Stora Enso's 1Q 2020 sales decreased by 16.2%, or Euro 428 million, from last year's record high 1Q level to Euro 2 207 million. Operational EBIT decreased by 46%, or Euro 155 million, from the previous year to Euro 180 million. The operational EBIT margin decreased to 8.1%.

Packaging

Stora Enso's sales decreased by 16.2% in 1Q

Stora Enso's 1Q 2020 sales decreased by 16.2%, or Euro 428 million, from last year's record high 1Q level to Euro 2 207 million. Sales prices continued to decline especially in pulp, containerboard, sawn goods and paper. The accelerated structural decline in demand led to clearly lower paper deliveries. Volumes were lower in general, due to the Finnish union strikes. There was a positive impact from currency rates.

Operational EBIT decreased by 46%, or Euro 155 million, from the previous year to Euro 180 million. The operational EBIT margin decreased to 8.1%. The negative effect of the Finnish union strikes in January and February was approximately Euro 25 million.

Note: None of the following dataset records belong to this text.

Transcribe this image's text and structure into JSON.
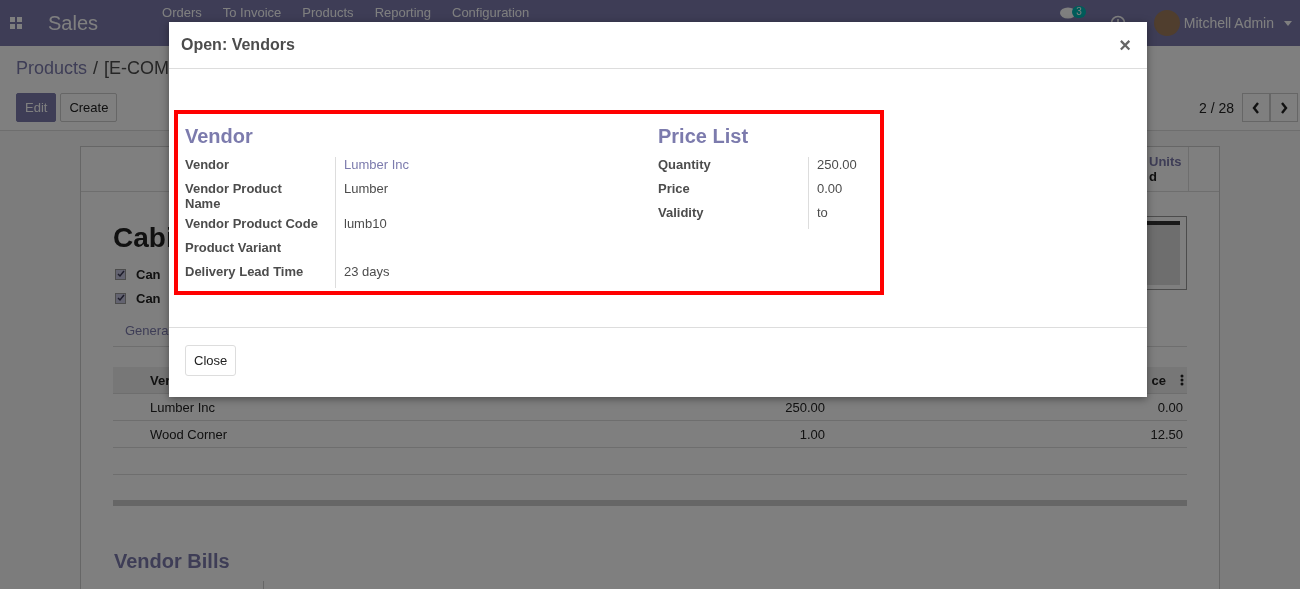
{
  "navbar": {
    "app_name": "Sales",
    "menu": [
      "Orders",
      "To Invoice",
      "Products",
      "Reporting",
      "Configuration"
    ],
    "chat_count": "3",
    "user_name": "Mitchell Admin"
  },
  "control_panel": {
    "breadcrumb": [
      "Products",
      "[E-COM"
    ],
    "breadcrumb_separator": "/",
    "buttons": [
      {
        "label": "Edit",
        "kind": "primary"
      },
      {
        "label": "Create",
        "kind": "secondary"
      }
    ],
    "pager": "2 / 28"
  },
  "form": {
    "stat_button": {
      "value": "Units",
      "line_2": "d"
    },
    "title": "Cabi",
    "checkboxes": [
      {
        "label": "Can",
        "checked": true
      },
      {
        "label": "Can",
        "checked": true
      }
    ],
    "tabs": [
      {
        "label": "Genera",
        "selected": false
      }
    ],
    "vendor_table": {
      "columns": [
        "Ver",
        "ce"
      ],
      "rows": [
        {
          "vendor": "Lumber Inc",
          "quantity": "250.00",
          "price": "0.00"
        },
        {
          "vendor": "Wood Corner",
          "quantity": "1.00",
          "price": "12.50"
        }
      ]
    },
    "section_title": "Vendor Bills"
  },
  "dialog": {
    "title": "Open: Vendors",
    "close_symbol": "×",
    "groups": [
      {
        "heading": "Vendor",
        "fields": [
          {
            "label": "Vendor",
            "value": "Lumber Inc",
            "kind": "link"
          },
          {
            "label": "Vendor Product Name",
            "value": "Lumber",
            "kind": "text"
          },
          {
            "label": "Vendor Product Code",
            "value": "lumb10",
            "kind": "text"
          },
          {
            "label": "Product Variant",
            "kind": "text"
          },
          {
            "label": "Delivery Lead Time",
            "value": "23 days",
            "kind": "text"
          }
        ]
      },
      {
        "heading": "Price List",
        "fields": [
          {
            "label": "Quantity",
            "value": "250.00",
            "kind": "text"
          },
          {
            "label": "Price",
            "value": "0.00",
            "kind": "text"
          },
          {
            "label": "Validity",
            "value": "to",
            "kind": "text"
          }
        ]
      }
    ],
    "highlighted": true,
    "footer_button": "Close"
  }
}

Operating profit (IFRS) was Euro 262 million. There was a positive impact of Euro 94 million from fair valuations and non-operational items, mainly from increases in forest valuations.

Stora Enso’s President and CEO Annica Bresky said: “The 1Q of the year has been marked by challenging harvesting conditions, strikes in Finland and the start of the Covid-19 pandemic. Lower prices and volumes during the quarter had a negative impact on sales and operational EBIT, compared to the record levels in the 1Q of last year. Under these conditions, “a new normal” where historical references are no longer valid, I am satisfied with our performance for the quarter. We delivered a result of Euro 180 million, in the upper end of our guidance range.

“We were out early with actions related to Covid-19, including a global travel ban, social distancing and appointed work streams to keep business momentum. So far, our operations have been running normally on a global level. We have built a strong liquidity position amounting to Euro 1.4 billion, for a potentially longer and deeper recession. We have actions in place to enhance our cash flow going forward by active working capital management and cost savings. Our profit protection programme is delivering ahead of plan and we have increased our savings target to Euro 350 million (earlier Euro 275 million) by the end of 2021. During this 1Q 2020, we achieved cost savings amounting to Euro 40 million, including one-time cost savings. In regards to managing a potential demand decrease, we have started preparations for potential temporary layoffs or shorter working time if and when needed.”

Stora Enso is a leading global provider of renewable solutions in packaging, biomaterials, wooden constructions and paper.